D. Liability under Minnesota's Permissive Use Statute

Western National also urges that the United States should be liable under Minnesota's permissive use statute, Minn.Stat. § 170.54. Minnesota's permissive use statute imposes liability on the owner of an automobile for acts committed by any person driving the automobile with the explicit or implicit consent of the owner. The court's application of the permissive use statute would hold the government strictly liable as the owner of the vehicle rather than vicariously liable as Scheu's employer. Section 1346(b) of the FTCA provides:

 
"[T]he district courts ... shall have exclusive jurisdiction of all civil actions ... for injury or loss of property, or personal injury or death caused by the negligent or wrongful act or omission of any employee of the Government while acting within the scope of his office or employment, under circumstances where the United States, if a private person, would be liable to the claimant in accordance with the law of the place where the act or omission occurred."
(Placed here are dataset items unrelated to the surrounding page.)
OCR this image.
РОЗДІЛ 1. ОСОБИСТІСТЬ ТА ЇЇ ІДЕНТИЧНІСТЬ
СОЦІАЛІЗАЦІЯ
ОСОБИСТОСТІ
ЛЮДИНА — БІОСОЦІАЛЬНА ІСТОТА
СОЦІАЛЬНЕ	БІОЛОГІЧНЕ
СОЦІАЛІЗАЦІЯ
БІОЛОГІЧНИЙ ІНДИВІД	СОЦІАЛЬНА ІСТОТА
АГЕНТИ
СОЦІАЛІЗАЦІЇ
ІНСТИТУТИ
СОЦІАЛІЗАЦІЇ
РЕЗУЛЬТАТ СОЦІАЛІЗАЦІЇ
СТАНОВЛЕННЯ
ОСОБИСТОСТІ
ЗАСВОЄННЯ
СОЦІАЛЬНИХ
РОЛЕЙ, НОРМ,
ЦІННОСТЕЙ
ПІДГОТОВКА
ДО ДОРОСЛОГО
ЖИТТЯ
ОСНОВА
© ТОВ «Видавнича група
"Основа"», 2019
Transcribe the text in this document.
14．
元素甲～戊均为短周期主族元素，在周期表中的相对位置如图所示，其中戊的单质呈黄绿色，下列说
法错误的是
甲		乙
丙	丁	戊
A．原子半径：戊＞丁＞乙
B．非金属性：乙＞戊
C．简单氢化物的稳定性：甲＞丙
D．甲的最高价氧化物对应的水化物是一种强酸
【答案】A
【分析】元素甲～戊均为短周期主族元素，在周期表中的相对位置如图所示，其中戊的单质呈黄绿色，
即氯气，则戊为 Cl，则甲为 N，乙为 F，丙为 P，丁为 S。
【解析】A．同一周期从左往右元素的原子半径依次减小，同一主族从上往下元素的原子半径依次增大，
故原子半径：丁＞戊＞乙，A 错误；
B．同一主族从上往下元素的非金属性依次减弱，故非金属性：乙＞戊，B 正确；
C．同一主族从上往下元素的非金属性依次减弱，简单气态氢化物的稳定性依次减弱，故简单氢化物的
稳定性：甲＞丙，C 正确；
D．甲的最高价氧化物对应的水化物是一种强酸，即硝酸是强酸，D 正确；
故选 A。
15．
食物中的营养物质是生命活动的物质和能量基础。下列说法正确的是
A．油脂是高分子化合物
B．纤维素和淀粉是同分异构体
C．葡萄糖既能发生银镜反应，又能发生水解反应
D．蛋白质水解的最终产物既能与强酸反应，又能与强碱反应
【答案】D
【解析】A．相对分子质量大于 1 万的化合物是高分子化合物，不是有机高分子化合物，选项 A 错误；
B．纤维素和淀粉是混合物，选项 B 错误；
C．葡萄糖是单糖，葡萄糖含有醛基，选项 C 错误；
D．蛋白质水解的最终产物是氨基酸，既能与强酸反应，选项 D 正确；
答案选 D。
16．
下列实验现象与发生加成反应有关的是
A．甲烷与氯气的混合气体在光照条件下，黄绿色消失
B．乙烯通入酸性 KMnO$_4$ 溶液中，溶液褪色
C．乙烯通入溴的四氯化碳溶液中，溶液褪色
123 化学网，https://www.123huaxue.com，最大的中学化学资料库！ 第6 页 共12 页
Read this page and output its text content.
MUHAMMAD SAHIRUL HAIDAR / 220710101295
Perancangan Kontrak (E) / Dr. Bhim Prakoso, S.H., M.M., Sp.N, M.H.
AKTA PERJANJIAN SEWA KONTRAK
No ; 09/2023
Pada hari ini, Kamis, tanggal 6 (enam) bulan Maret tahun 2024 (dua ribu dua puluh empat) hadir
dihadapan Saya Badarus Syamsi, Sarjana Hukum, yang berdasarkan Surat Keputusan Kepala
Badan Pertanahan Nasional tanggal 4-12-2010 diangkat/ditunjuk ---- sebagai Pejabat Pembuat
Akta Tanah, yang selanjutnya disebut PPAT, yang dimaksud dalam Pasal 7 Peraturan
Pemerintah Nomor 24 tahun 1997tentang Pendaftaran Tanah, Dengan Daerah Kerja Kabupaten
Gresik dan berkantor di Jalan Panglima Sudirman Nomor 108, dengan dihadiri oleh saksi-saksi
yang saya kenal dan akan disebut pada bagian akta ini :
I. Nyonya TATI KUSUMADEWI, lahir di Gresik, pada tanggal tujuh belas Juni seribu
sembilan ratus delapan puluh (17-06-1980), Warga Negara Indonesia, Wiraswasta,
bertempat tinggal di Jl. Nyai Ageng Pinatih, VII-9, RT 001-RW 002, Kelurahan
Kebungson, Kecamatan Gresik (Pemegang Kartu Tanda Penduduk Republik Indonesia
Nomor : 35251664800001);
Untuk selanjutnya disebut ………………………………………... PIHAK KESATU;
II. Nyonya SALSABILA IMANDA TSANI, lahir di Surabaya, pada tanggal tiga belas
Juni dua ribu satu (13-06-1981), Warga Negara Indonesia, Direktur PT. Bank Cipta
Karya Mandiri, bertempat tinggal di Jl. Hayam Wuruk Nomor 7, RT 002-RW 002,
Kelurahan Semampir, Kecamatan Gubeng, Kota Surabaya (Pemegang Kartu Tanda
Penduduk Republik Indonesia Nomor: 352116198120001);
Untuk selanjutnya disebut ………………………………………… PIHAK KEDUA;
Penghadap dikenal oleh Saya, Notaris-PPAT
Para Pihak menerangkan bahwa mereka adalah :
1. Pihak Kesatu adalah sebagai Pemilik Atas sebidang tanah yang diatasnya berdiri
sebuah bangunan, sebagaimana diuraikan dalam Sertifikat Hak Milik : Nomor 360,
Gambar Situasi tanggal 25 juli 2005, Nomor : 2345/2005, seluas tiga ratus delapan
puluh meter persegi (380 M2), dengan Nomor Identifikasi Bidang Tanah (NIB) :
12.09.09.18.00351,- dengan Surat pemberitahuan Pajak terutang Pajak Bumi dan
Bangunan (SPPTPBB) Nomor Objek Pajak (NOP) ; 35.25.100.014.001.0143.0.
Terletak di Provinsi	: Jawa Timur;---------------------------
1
28 U.S.C. § 1346(b) (emphasis added). The court concludes that plaintiff's theory of liability is beyond the scope of the limited waiver of sovereign immunity of the FICA, and hence cannot be the basis of a claim under the FTCA. See Rodriguez v. United States, 328 F. Supp. 1389 (D.P.R.1971), aff'd, 455 F.2d 940 (1st Cir.1972) (rejecting FTCA claim based on Puerto Rico's permissive use statute); Craine v. United States, 722 F.2d 1523 (11th Cir.1984); but see Clemens v. United States, 88 F. Supp. 971 (D.Minn. 1950)[1]; Essig v. United States, 675 F. Supp. 84 (E.D.N.Y.1987). To determine otherwise would be inconsistent with the statutory language of the FTCA. Therefore, as a matter of law, the United States is not liable for Scheu's actions under Minnesota's permissive use statute.

 
CONCLUSION

Based upon a review of the file, record, and proceedings herein, the court concludes, when taking the facts in a light most favorable to plaintiff, that plaintiff has failed to provide sufficient evidence from which a reasonable jury could find that Scheu was acting within the scope of his employment at the time of the accident. Furthermore, the defendant United States is not liable for Scheu's actions under Minnesota's permissive use statute because such liability would exceed the limited waiver of sovereign immunity provided for under the FTCA. Accordingly, IT IS HEREBY ORDERED that defendant's motion for summary judgment is granted. Plaintiff's action is dismissed with prejudice.

*299 LET JUDGMENT BE ENTERED ACCORDINGLY

NOTES

[1] The court is unpersuaded by Western National's reliance on Clemens v. United States, 88 F. Supp. 971 (D.Minn.1950). Clemens stated that Minnesota's permissive use statute expanded the doctrine of respondeat superior. Id. at 973. The Clemens court did not have the benefit of later state court decisions which clarify that the permissive use statute does not disturb the notion of scope of employment. See Reliance Ins. Co. v. Stack, 289 N.W.2d 71, 74-75 (Minn.1979). Rather, the statute holds employers liable in their role as owners. Id. Because the FTCA waives liability for the government as an employer only and not as an owner, the FTCA does not encompass liability for the United States under the permissive use statute.